Marion C. Greene (born July 16, 1970) is a Hennepin County commissioner (District 3) and a former member of the Minnesota House of Representatives who represented District 60A, which included portions of the city of Minneapolis in Hennepin County, which is in the Twin Cities metropolitan area. A Democrat, she was a health policy analyst for St. Jude Medical in Little Canada.

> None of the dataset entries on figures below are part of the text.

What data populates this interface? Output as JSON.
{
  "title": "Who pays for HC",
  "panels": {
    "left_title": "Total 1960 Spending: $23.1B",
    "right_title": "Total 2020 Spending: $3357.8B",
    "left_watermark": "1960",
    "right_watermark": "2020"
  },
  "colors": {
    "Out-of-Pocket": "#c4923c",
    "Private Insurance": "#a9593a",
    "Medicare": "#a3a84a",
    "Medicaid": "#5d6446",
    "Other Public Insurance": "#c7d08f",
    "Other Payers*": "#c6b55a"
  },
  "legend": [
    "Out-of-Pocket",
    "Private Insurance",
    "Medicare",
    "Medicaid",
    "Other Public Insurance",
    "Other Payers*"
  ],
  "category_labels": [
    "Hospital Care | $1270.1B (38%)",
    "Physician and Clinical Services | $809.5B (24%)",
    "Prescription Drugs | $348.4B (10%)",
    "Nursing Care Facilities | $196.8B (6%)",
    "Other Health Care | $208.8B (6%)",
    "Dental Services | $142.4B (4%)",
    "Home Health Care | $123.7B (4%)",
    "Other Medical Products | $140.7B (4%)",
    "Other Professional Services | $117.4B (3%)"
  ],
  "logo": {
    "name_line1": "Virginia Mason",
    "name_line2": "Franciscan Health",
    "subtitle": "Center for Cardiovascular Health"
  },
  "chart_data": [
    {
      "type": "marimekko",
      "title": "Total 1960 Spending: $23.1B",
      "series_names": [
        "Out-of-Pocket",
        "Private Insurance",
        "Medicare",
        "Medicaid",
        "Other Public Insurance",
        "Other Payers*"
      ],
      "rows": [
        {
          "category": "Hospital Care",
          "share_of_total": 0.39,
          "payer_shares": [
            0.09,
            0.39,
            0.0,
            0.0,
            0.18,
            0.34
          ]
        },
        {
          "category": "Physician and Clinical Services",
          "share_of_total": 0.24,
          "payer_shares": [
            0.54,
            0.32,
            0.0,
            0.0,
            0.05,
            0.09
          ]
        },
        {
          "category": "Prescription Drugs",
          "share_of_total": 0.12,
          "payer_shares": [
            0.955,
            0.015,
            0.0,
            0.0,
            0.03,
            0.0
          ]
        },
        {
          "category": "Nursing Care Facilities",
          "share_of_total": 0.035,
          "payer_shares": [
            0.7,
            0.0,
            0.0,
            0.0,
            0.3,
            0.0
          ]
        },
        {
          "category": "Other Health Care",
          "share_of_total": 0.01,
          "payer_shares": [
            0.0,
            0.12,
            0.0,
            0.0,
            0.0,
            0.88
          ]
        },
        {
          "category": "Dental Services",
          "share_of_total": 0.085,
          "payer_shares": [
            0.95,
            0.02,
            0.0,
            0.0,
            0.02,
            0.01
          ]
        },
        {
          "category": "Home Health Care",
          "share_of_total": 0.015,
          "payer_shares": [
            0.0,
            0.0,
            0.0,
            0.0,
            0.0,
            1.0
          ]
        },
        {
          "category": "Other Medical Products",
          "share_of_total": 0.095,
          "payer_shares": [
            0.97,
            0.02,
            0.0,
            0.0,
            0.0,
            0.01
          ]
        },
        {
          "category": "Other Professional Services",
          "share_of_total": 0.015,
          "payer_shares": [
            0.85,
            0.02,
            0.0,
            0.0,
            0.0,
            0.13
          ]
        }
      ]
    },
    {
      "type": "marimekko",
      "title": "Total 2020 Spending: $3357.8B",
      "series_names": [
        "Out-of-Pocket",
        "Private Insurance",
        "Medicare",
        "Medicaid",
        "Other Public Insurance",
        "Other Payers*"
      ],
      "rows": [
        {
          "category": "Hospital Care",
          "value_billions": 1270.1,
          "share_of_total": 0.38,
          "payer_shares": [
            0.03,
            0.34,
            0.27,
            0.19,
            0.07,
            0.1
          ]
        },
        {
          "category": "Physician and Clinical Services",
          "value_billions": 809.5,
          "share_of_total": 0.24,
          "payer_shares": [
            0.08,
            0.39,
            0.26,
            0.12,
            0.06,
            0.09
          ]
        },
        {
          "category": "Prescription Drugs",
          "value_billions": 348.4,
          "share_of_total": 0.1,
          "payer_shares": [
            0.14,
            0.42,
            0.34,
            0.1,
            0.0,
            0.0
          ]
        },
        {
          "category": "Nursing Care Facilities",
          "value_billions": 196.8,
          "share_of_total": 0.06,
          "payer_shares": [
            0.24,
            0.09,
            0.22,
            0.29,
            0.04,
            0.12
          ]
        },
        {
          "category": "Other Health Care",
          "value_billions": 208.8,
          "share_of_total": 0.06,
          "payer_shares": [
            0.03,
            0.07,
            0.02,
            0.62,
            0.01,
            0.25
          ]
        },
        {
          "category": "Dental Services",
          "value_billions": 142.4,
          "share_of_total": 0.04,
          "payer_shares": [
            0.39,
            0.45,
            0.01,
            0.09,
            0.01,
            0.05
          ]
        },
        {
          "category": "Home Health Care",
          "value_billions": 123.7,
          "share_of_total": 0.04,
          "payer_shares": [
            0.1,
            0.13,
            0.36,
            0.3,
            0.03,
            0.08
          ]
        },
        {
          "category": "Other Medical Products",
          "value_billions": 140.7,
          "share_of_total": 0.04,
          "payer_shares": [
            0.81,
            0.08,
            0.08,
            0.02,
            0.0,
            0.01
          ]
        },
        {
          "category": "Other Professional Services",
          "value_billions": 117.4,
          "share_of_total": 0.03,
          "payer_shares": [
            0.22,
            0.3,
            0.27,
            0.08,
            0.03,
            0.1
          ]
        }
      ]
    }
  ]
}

Greene was first elected to the House in 2010. She served on the Government Operations and Elections and the State Government Finance committees, and on the Environment, Energy and Natural Resources Policy and Finance Subcommittee for the Legacy Funding Division. Because of redistricting, she was placed in competition with Frank Hornstein, also a DFL legislator, in the redrawn 61A district. She was not endorsed by the party for a second term, and did not compete in the primary election.

Greene grew up outside of the United States, as her parents served in the United States Foreign Service. She attended Westtown School, a small boarding school outside of West Chester, Pennsylvania, and was the co-class president of the Class of 1988. Then she attended college at Swarthmore College in Swarthmore, Pennsylvania, then moved to Washington, D.C., where she joined the Center for Science in the Public Interest, a non-profit watchdog and consumer advocacy group. She later worked for the Friends Committee on National Legislation, a public lobby organization founded by the Religious Society of Friends. In the mid-1990s, she worked for the Democratic Party’s Coordinated Campaign in New Mexico, then as a Democratic Caucus analyst for the New Mexico House of Representatives Voters and Elections Committee.

After earning her M.B.A. from the University of Texas in Austin, Greene moved to the Twin Cities, where she worked in marketing for Pillsbury and General Mills before shifting to the medical device industry, working for Guidant and St. Jude Medical.